My grandfather and grandmother Benita didn’t say much as we got on the 5 freeway and drove up to Los Angeles and Elysian Park. As we turned a corner, there it was: Dodger Stadium. It was the biggest thing I’d ever seen in my life, and this was the most unexpected experience of my life at that time.

This was the day that Jaime Jarrín became part of the family forever. After we got our tickets, we found our seats, sat down and I could hear that everyone in the stadium was listening to the game on transistor radios, and they were listening to the voices of Vin Scully and Jaime Jarrín.

My grandparents didn’t speak English well. Jaime Jarrín was your eyes and ears of a sport when you didn’t speak the language. He allowed you to understand it, he would tell you what he saw on the field and make you feel like you were there.

To be there as a child, to have my eyes opened the widest they’d ever been and to have that feeling be accessible to others, no matter what language they speak — that is a beautiful thing.

For me, hearing Jaime Jarrín’s voice is equivalent to the smell of my grandmother’s cooking and the warmth of her kitchen. It’s a feeling that tells me I’m gonna be OK, no matter what else is going on. And like my grandparents, Jaime Jarrín’s voice has been there for me my whole life. Funny thing is, I came to prefer listening to Jarrín call Dodger games and my grandfather preferred to listen to Vin Scully. Back in the days when people thought that children should be seen and not heard, we didn’t talk much. But baseball was something we did together.

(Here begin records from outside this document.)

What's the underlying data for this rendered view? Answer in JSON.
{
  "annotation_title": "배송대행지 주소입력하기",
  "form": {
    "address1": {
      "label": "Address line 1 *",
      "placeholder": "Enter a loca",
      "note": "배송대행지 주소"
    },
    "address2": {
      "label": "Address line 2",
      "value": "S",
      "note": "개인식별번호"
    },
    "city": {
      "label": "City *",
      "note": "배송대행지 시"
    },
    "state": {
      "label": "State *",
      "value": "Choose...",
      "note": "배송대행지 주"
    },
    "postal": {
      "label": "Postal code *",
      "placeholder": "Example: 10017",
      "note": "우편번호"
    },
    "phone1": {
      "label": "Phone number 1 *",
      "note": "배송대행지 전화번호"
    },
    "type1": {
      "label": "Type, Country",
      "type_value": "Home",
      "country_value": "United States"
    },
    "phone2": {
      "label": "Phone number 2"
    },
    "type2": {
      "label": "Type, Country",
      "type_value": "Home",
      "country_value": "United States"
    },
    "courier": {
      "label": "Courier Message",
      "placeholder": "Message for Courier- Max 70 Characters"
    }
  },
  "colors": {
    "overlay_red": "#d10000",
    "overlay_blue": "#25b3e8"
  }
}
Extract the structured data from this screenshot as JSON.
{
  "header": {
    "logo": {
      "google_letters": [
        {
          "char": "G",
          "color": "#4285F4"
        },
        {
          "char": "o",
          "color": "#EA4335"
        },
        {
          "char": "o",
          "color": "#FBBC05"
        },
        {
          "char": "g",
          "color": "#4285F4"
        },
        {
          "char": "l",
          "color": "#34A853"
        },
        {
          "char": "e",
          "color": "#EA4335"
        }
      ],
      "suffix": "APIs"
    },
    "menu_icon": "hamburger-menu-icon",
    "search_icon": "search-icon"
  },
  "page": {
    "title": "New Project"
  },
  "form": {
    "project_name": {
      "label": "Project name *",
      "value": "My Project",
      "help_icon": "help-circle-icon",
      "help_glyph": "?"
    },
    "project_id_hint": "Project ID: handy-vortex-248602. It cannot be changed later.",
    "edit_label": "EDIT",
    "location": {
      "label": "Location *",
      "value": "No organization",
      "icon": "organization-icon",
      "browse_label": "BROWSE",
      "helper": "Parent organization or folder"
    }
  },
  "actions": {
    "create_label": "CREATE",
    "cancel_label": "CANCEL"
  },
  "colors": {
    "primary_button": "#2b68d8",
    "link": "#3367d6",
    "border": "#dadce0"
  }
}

As an adult, I’ve been lucky to get to know Jaime. He’s not only a talented broadcaster, but also truly a special person. He’s got a bit of royalty to him. He always speaks to everyone with a lot of respect no matter who you are, but there’s a humor and a warmth there that he gives you from the beginning. It’s not something that you ever feel like you have to earn with him. He takes you in, he puts his hand on your shoulder. He talks straight to you. That’s so unlike a lot of the men that I grew up around.

Now, I have even more admiration for Jaime Jarrín as a professional. I know that for every three-hour game there’s 10 hours of work. Now I know how the work you have to put into announcing to make it sound so natural, to never be stuck or say the same thing twice, or never say ‘Who is that?’ on the field. It’s so hard to do that and make it look so easy — I realize that now because I try to do the same thing in my end of the business.

Nothing shows the respect that exists out there for Jaime Jarrín than how he helped bring the great Fernando Valenzuela back into the Dodgers’ organization. I was there for Fernando-mania in the early 1980s.


It was crazy. But things didn’t end well for the team and the superstar young pitcher from Mexico. There was bitterness for a long time.